Pellegrini e cercatori di speranza nella storia per annunciare una nuova cultura della giustizia, della pace.
La tradizione popolare degli altari di San Giuseppe, in questa forma espressiva magnificente, non si capirebbe se non ricondotta all’ambiente agricolo in cui questa e altre tradizioni si sono sviluppate nel tempo, circa la necessità di “benedire” il ciclo delle stagioni, per assicurarsi i proventi della terra e gustare la gioia del “riposo” (la festa). Le centouno pietanze che adornano il banchetto di San Giuseppe esaltano la fecondità della terra e sono segno di assoluta attenzione e gratuità per i più bisognosi. Nei racconti biblici emerge la possibilità di ritornare a ripercorrere un sentiero di giustizia con «la riscoperta e il rispetto dei ritmi inscritti nella natura dalla mano del Creatore. Ciò si vede, per esempio, nella legge dello Shabbat. Il settimo giorno, Dio si riposò da tutte le sue opere. Dio ordinò a Israele che ogni settimo giorno doveva essere celebrato come giorno di riposo, uno Shabbat (cfr. Gen 2,2-3; Es 16,23; 20,10). D’altra parte, fu stabilito anche un anno sabbatico per Israele e la sua terra, ogni sette anni (cfr Lv 25, 1-4), durante il quale si concedeva un completo riposo alla terra, non si seminava e si raccoglieva soltanto l’indispensabile per sopravvivere e offrire ospitalità (cfr. Lv 25,4-6)».
In breve, nella tradizione biblica il rapporto con la terra include una chiara apertura al prossimo (cfr. Laudato si’ , 71). «Il lavoro diventa partecipazione all’opera stessa della salvezza, occasione per affrettare l’avvento del Regno» (cfr. Patris corde, 6). Invero, la proprietà terriera, o la “roba”, rivestiva, soprattutto in passato e nel meridione, un valore fondamentale. Accade quasi un processo di identificazione con la “roba” posseduta (cfr. R. Frattallone, 1988). Piuttosto, i testi biblici ci invitano non a possedere ma a “coltivare e custodire” il giardino del mondo (cfr. Gen 2, 15).
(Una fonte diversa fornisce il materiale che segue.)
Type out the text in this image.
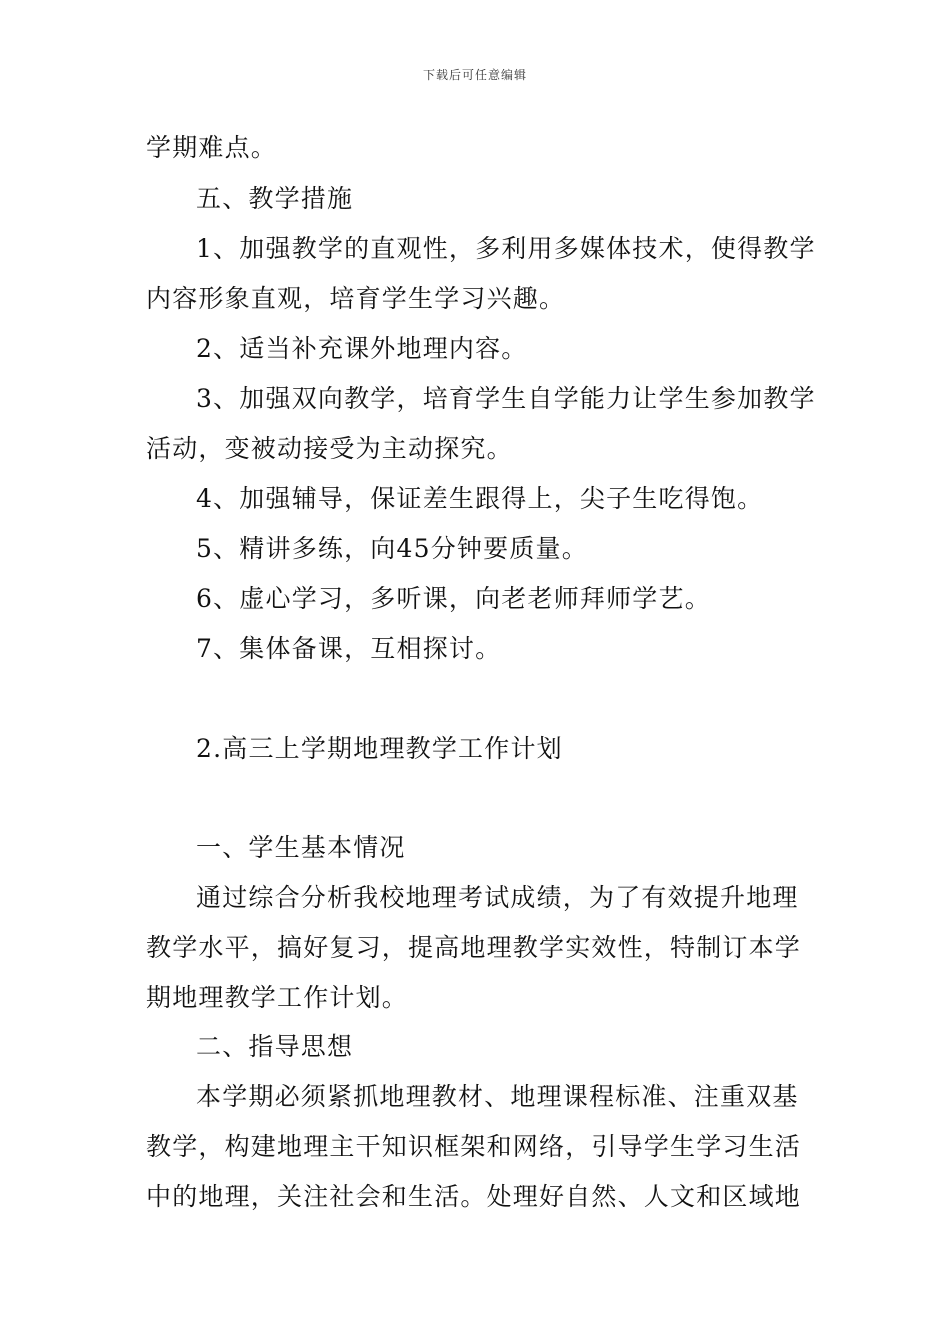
下载后可任意编辑
学期难点。
五、教学措施
1、加强教学的直观性，多利用多媒体技术，使得教学
内容形象直观，培育学生学习兴趣。
2、适当补充课外地理内容。
3、加强双向教学，培育学生自学能力让学生参加教学
活动，变被动接受为主动探究。
4、加强辅导，保证差生跟得上，尖子生吃得饱。
5、精讲多练，向45分钟要质量。
6、虚心学习，多听课，向老老师拜师学艺。
7、集体备课，互相探讨。
2.高三上学期地理教学工作计划
一、学生基本情况
通过综合分析我校地理考试成绩，为了有效提升地理
教学水平，搞好复习，提高地理教学实效性，特制订本学
期地理教学工作计划。
二、指导思想
本学期必须紧抓地理教材、地理课程标准、注重双基
教学，构建地理主干知识框架和网络，引导学生学习生活
中的地理，关注社会和生活。处理好自然、人文和区域地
Ovvero: arare, svolgere le azioni tipiche dell’agricoltore – per l’appunto “coltivare”; ma anche proteggere, curare, preservare, conservare, vigilare – che nel libro della Genesi è espresso nel termine “custodire” (cfr. Laudato si’, 67).
Durante il banchetto di San Giuseppe è in uso offrire parte delle pietanze ai visitatori, come a indicare la necessità della circolarità del dono: tutti commensali attorno al Banchetto di San Giuseppe; un momento di “riconciliazione” comunitaria. Oggi siamo chiamati ricercare “passaggi” di conversione e avviare processi di discernimento. L’altare di San Giuseppe può rappresentare lo stile di una comunità in cammino che apre porte di giustizia e segna itinerari di speranza e di pace.